There is a few little plastic bits which remind you it's a Fiat. Things like the inner door handles feel a bit cheap.
Visibility is also pretty good, far better than my Alfa GT.
The brakes could be better if you are a serious driver, but they are more than adequate for the car's intended purpose. The Brembo 4 pot calipers do tend to corrode between aluminium and stainless parts, causing the pads to not fit correctly. Rebuilds are simple enough and a much better idea than grinding the pads to fit.
The Fiat coupe is not a track focused handler, however with the correct suspension setup and knowledge of how to drive the car, it is still more than adequate on the twisty bits. In the right hands not a lot is quicker in the real world. The 65/35 weight distribution and FWD sounds bad, but it actually translates into a very safe handling vehicle. Anyone that manages to make a Fiat Coupe plow straight on in a bend needs to learn some restraint with the right foot.

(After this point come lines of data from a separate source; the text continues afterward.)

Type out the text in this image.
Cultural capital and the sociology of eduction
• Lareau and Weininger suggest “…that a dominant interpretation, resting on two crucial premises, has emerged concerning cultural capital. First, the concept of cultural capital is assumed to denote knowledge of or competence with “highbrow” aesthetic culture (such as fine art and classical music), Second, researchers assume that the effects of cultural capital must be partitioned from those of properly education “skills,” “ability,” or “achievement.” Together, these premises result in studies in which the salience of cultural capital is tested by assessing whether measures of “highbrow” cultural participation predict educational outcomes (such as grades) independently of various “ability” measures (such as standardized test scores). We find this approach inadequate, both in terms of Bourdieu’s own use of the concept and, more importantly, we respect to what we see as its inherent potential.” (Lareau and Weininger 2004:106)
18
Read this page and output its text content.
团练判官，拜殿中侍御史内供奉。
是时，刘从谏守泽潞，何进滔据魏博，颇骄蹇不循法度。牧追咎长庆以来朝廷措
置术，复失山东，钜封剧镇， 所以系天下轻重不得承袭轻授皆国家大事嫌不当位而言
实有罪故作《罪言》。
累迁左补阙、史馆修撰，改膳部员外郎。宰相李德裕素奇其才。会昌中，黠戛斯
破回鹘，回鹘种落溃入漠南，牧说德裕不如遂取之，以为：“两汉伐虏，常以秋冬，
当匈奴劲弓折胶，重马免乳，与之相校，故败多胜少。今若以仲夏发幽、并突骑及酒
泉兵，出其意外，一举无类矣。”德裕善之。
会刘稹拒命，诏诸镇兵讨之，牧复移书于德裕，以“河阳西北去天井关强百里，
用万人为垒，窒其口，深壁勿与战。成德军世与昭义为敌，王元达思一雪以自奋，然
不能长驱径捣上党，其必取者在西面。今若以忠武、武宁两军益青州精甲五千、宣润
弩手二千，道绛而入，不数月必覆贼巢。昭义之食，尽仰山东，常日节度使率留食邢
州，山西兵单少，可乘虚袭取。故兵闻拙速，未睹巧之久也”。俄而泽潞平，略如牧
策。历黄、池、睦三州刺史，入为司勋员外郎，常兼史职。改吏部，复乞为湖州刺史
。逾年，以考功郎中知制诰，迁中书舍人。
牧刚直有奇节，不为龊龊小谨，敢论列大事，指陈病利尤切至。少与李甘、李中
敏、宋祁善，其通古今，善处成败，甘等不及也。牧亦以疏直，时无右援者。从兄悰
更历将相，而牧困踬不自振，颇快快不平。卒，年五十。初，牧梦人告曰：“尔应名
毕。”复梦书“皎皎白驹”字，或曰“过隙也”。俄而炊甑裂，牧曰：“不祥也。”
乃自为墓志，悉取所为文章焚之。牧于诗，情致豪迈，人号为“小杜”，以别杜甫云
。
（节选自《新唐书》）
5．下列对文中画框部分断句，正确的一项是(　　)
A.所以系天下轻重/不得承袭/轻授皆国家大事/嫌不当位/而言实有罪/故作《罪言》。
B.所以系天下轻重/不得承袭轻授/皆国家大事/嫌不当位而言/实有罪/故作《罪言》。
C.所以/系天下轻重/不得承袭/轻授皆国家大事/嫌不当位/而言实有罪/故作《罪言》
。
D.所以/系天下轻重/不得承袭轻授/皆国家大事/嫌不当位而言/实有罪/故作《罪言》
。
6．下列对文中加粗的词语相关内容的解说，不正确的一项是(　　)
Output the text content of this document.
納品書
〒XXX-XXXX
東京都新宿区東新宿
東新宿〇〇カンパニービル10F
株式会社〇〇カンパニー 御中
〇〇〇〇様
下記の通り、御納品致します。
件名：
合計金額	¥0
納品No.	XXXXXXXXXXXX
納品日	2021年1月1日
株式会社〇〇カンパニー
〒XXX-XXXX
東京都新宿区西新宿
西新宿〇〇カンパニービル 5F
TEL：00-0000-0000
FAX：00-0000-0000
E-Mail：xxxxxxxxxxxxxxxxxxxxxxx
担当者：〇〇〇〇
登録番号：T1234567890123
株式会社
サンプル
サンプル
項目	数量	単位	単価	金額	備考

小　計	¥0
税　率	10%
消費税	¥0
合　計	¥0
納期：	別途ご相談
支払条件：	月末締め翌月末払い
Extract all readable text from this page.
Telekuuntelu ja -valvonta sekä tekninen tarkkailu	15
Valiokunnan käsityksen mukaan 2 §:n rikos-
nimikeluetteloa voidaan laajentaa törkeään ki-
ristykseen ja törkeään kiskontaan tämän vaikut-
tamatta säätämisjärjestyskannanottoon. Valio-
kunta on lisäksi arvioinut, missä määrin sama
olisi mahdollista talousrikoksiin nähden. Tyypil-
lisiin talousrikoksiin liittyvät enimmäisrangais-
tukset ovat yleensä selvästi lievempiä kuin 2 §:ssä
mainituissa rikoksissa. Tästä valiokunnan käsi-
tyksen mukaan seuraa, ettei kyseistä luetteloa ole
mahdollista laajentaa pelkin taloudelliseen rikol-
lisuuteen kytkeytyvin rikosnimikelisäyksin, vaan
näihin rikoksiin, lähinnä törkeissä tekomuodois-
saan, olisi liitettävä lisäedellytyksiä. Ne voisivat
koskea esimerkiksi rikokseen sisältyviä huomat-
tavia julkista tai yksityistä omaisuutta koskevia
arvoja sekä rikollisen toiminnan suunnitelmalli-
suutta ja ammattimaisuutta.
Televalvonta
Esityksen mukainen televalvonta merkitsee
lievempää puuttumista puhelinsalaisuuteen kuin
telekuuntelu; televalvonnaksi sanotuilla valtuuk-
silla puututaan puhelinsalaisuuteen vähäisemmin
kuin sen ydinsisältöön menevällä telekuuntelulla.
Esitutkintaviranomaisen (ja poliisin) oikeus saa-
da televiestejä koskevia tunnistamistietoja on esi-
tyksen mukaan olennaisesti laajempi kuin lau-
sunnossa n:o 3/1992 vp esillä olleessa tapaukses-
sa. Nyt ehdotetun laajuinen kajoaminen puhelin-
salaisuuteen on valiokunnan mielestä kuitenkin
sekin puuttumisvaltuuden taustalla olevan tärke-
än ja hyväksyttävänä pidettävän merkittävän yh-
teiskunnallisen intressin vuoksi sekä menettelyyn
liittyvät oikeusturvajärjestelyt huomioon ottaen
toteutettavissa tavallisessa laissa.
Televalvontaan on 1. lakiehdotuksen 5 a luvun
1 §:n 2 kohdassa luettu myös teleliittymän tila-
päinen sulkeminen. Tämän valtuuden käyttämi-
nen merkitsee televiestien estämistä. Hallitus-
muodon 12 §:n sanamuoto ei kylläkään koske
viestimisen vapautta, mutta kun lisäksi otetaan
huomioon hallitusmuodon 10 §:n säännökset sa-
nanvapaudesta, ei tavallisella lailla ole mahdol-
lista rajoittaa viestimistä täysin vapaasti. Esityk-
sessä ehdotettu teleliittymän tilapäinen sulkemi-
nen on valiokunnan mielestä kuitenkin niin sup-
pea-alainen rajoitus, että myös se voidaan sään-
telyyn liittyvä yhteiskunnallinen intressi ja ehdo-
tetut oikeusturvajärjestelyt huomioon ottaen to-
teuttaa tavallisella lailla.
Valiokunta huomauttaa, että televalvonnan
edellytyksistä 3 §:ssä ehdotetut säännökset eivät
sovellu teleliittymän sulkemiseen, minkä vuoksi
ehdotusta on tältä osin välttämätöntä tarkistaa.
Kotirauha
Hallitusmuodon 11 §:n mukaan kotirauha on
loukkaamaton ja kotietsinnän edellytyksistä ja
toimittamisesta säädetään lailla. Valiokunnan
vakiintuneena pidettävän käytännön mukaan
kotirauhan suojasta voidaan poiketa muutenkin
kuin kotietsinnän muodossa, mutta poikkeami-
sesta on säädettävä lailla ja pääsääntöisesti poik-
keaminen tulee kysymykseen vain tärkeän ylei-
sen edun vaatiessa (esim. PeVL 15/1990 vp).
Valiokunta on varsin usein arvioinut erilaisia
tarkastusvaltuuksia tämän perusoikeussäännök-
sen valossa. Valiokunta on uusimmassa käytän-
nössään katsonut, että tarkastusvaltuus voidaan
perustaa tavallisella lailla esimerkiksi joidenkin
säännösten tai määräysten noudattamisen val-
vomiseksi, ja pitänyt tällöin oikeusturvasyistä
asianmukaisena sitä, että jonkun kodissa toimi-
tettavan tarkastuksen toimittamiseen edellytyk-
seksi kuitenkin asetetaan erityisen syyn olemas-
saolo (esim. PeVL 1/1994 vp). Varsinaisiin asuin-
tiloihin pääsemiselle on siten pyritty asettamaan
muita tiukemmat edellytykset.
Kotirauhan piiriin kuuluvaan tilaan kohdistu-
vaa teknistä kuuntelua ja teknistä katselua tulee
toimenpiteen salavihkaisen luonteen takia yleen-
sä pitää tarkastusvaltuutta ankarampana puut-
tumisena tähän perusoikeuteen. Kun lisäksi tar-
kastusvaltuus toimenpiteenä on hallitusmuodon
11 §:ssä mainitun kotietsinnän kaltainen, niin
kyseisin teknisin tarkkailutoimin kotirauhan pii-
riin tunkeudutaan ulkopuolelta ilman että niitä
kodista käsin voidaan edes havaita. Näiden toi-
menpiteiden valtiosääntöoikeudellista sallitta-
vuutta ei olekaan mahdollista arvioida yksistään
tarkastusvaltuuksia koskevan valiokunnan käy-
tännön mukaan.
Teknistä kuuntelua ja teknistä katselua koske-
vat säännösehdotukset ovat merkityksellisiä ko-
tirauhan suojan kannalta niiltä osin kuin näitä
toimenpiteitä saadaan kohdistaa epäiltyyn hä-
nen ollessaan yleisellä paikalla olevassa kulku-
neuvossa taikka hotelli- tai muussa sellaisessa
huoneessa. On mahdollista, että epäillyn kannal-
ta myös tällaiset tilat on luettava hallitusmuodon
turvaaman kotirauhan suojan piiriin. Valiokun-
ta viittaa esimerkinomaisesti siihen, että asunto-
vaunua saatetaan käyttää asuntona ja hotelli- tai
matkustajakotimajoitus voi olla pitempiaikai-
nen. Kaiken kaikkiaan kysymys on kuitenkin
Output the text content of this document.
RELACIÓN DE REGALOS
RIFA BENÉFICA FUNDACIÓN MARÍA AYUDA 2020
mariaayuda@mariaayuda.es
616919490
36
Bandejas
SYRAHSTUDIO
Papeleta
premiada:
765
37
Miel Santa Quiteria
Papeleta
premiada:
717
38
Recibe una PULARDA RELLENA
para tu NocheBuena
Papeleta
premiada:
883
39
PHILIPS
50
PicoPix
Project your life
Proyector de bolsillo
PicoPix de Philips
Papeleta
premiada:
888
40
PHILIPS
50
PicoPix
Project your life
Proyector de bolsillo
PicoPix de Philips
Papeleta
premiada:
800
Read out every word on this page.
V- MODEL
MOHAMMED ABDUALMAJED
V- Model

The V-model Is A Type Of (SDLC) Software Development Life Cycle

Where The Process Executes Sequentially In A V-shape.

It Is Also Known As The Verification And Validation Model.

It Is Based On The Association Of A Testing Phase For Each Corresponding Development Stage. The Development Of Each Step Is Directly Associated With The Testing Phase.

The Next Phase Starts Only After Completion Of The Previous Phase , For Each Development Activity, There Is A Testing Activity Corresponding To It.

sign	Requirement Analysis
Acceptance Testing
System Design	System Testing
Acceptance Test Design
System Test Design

Ah the right foot. This is the best bit of the Coupe 20v turbo. These cars are properly quick. Obviously the 0-60 time struggles at the mercy of the FWD, but once you are moving the Coupe just seems to pull and pull well beyond legal territory. Modern machinery has only really just caught up in terms of performance, and considering the cost involved, none of them compare to the Coupe. The straight 5 makes a wonderful noise when pushed. This car will exceed the quoted 155mph top speed with a relatively small amount of fettling.
I spent under 3k buying this car. When you think an average saloon probably costs over 20k it leaves a fair amount to keep the maintenance up together. Running costs are by no means astronomical; in fact because of the relatively simple design of the Coupe, they are very reasonable when you consider this is quite a high performance motor. Don't listen to the stories about the cam belt being a £1k engine out job. In reality Coupe specialists will charge about 400 quid and do it with the engine in situ.
To some up, I don't drive a Fiat Coupe because it's cheap, or fast or looks good, although it does all of those things very well. I drive a Fiat Coupe because I cannot imagine how to replace this car. I have found the ownership to be such a unique and pleasing experience. When it comes to spending a bit of money back on this old car, to get it back to its former glory, it's a no brainer!